What to watch from health care earnings

What to watch from health care earnings

When Anthem reports ahead of the bell Wednesday, analysts will be watching for its outlook on how tax reform will impact 2018 earnings.

Analysts at Cantor Fitzgerald raised their 2018 earnings estimate for the insurer from $13.00 per share to $16.00, based in part on the assumption that Anthem’s tax rate will fall from 35.5 percent to 28 percent, due to tax reform.

Whether they’ll use that extra cash to pursue a merger is likely to be one of the big questions for New CEO Gail Boudreaux.

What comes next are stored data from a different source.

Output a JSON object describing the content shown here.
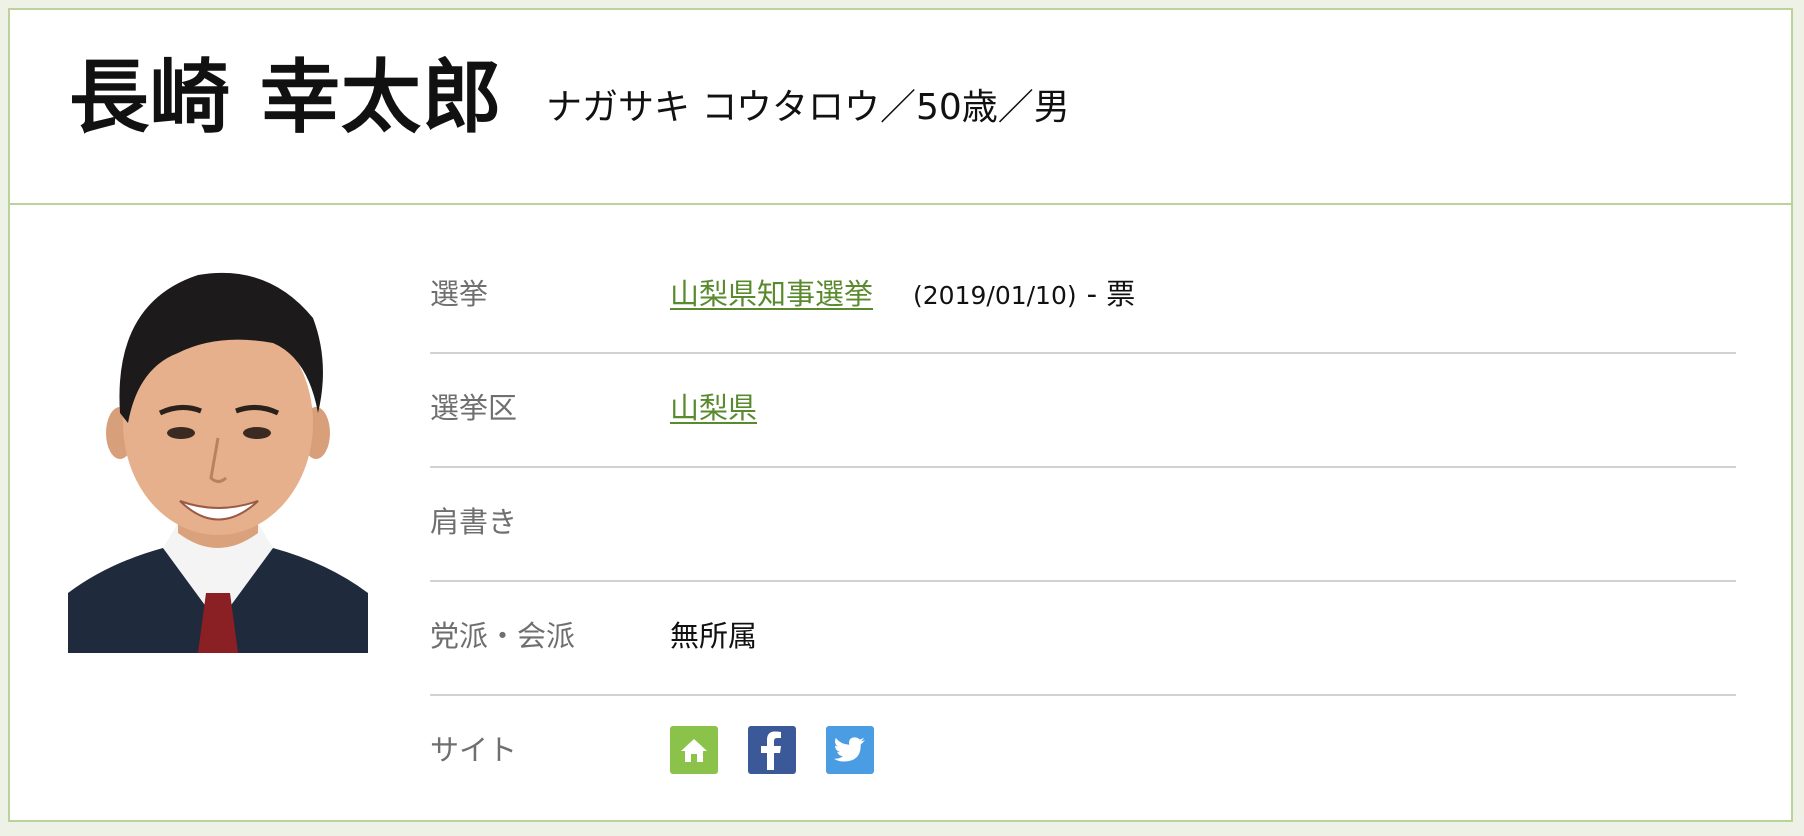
{
  "profile": {
    "name": "長崎 幸太郎",
    "subinfo": "ナガサキ コウタロウ／50歳／男"
  },
  "rows": {
    "election": {
      "label": "選挙",
      "link": "山梨県知事選挙",
      "date": "(2019/01/10)",
      "votes": "- 票"
    },
    "district": {
      "label": "選挙区",
      "link": "山梨県"
    },
    "title": {
      "label": "肩書き",
      "value": ""
    },
    "party": {
      "label": "党派・会派",
      "value": "無所属"
    },
    "site": {
      "label": "サイト",
      "icons": [
        "home-icon",
        "facebook-icon",
        "twitter-icon"
      ]
    }
  },
  "colors": {
    "border": "#b9d39a",
    "link": "#5a8a2e",
    "home": "#8bc34a",
    "facebook": "#3b5998",
    "twitter": "#4a9de2"
  }
}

“We see the company as having the budget and motivation to guild out a significant AI team both organilcally and through M&A [mergers and acquisitions],” analysts at Piper Jaffray wrote in a recent research note, estimating that Anthem has $5.5 billion in deployable capital, beyond tax savings.

It has been nearly eight months since Anthem terminated its deal to buy rival Cigna, which was blocked by regulators.

On Thursday, Cigna CEO David Cordani is likely to face questions about how mergers and acquisitions will figure in the firm’s plans to deploy tax reform savings.

Leerink analyst Ana Gupte said in a recent research note that Cigna executives aren’t likely to pursue acquiring their own pharmacy benefit manager. They also don’t seem anxious to do a deal, despite recent moves by competitors.

“Cigna is not looking at a deadline on capital deployment and is still actively contemplating its… strategic priorities,” Gupte wrote.